I touch the name Andrew Johnson;

I see the booby trap’s white flash.

Speaker

The semi-colon between these two clauses indicates a causal relationship between the two ideas. Without background information, one might draw the conclusion that seeing Andrew Johnson’s name among the dead reminds the speaker of how he died in “the booby trap’s white flash.” Yet from historical records, we learn that Andrew Johnson served in the 9th Division, while the author served in the Americal Division, and that Johnson died two years before the author enlisted. So the work of the semi-colon to link Johnson’s death and the author’s memory of a wartime explosion is misleading, and yet undoubtedly purposeful. How might we understand the author’s conflation of another’s soldier’s death and his memory of an explosion he survived? One of the many ways we may interpret this is in reference to the two lines just before he finds Johnson’s name, when he’s “half-expecting to find/ my own in letters like smoke.” Knowing from background information that Andrew Johnson was also a young Black soldier from the author’s hometown, we see that Johnson’s name in the poem stands in juxtaposition with the speaker’s name; Johnson’s death throws light on the speaker’s life. Perhaps the memory of “the booby trap’s white flash” is a memory of survival as much as it is a memory of violence.

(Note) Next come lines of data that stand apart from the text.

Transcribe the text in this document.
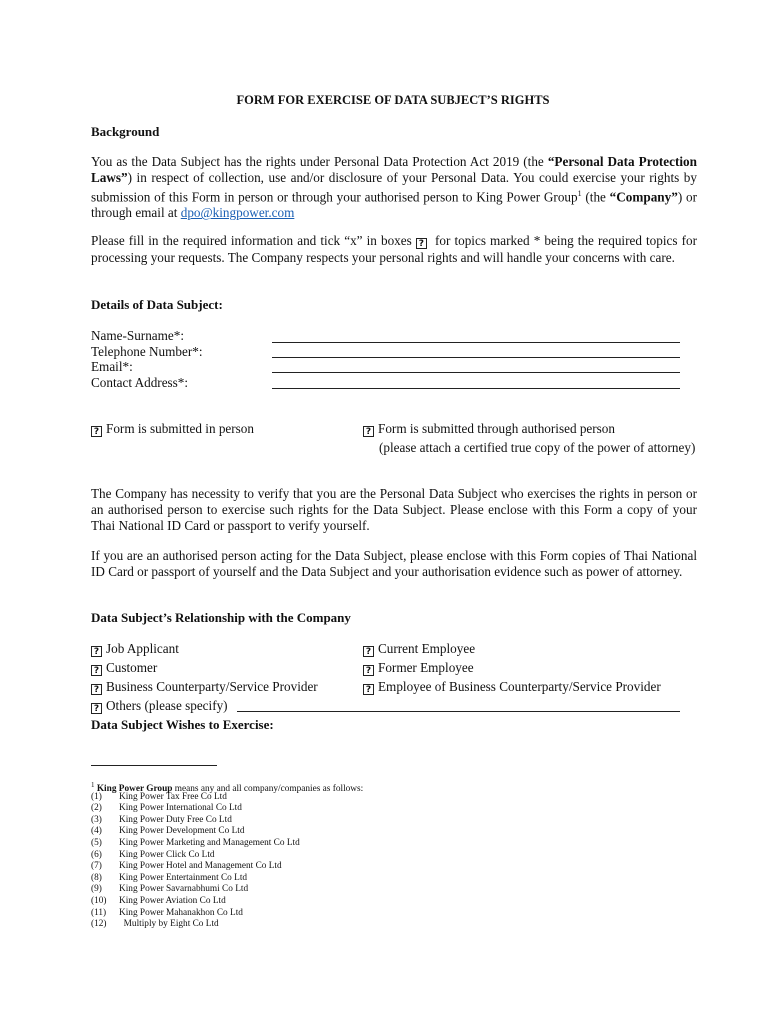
FORM FOR EXERCISE OF DATA SUBJECT’S RIGHTS
Background
You as the Data Subject has the rights under Personal Data Protection Act 2019 (the “Personal Data Protection Laws”) in respect of collection, use and/or disclosure of your Personal Data. You could exercise your rights by submission of this Form in person or through your authorised person to King Power Group$^1$ (the “Company”) or through email at dpo@kingpower.com
Please fill in the required information and tick “x” in boxes ? for topics marked * being the required topics for processing your requests. The Company respects your personal rights and will handle your concerns with care.
Details of Data Subject:
Name-Surname*:
Telephone Number*:
Email*:
Contact Address*:
? Form is submitted in person	? Form is submitted through authorised person
(please attach a certified true copy of the power of attorney)
The Company has necessity to verify that you are the Personal Data Subject who exercises the rights in person or an authorised person to exercise such rights for the Data Subject. Please enclose with this Form a copy of your Thai National ID Card or passport to verify yourself.
If you are an authorised person acting for the Data Subject, please enclose with this Form copies of Thai National ID Card or passport of yourself and the Data Subject and your authorisation evidence such as power of attorney.
Data Subject’s Relationship with the Company
? Job Applicant
? Customer
? Business Counterparty/Service Provider
? Current Employee
? Former Employee
? Employee of Business Counterparty/Service Provider
? Others (please specify)
Data Subject Wishes to Exercise:
$^1$ King Power Group means any and all company/companies as follows:
(1) King Power Tax Free Co Ltd
(2) King Power International Co Ltd
(3) King Power Duty Free Co Ltd
(4) King Power Development Co Ltd
(5) King Power Marketing and Management Co Ltd
(6) King Power Click Co Ltd
(7) King Power Hotel and Management Co Ltd
(8) King Power Entertainment Co Ltd
(9) King Power Savarnabhumi Co Ltd
(10) King Power Aviation Co Ltd
(11) King Power Mahanakhon Co Ltd
(12) Multiply by Eight Co Ltd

A white vet's image floats closer to me, then his pale eyes look through mine. I'm a window.

Speaker

The poem’s underlying concern with racism is most explicitly situated in this section, in which the reflection of a white veteran seems to look right through the Black speaker. While literally this is one of many optical illusions created by the memorial’s polished surface, where reflections overlap and flicker between clarity and distortion, these lines have an emotional logic quite separate from their physical reality. When the white vet looks “through” the speaker, the speaker feels like a “window,” and so we understand that the white vet isn’t seeing into the speaker; this isn’t a moment of intimate, piercing perception. We look through windows without seeing the glass itself. The function of a windowpane is to be an invisible buffer. The speaker’s felt invisibility and utility as a Black soldier among white soldiers in the war is evocatively conveyed in these three lines.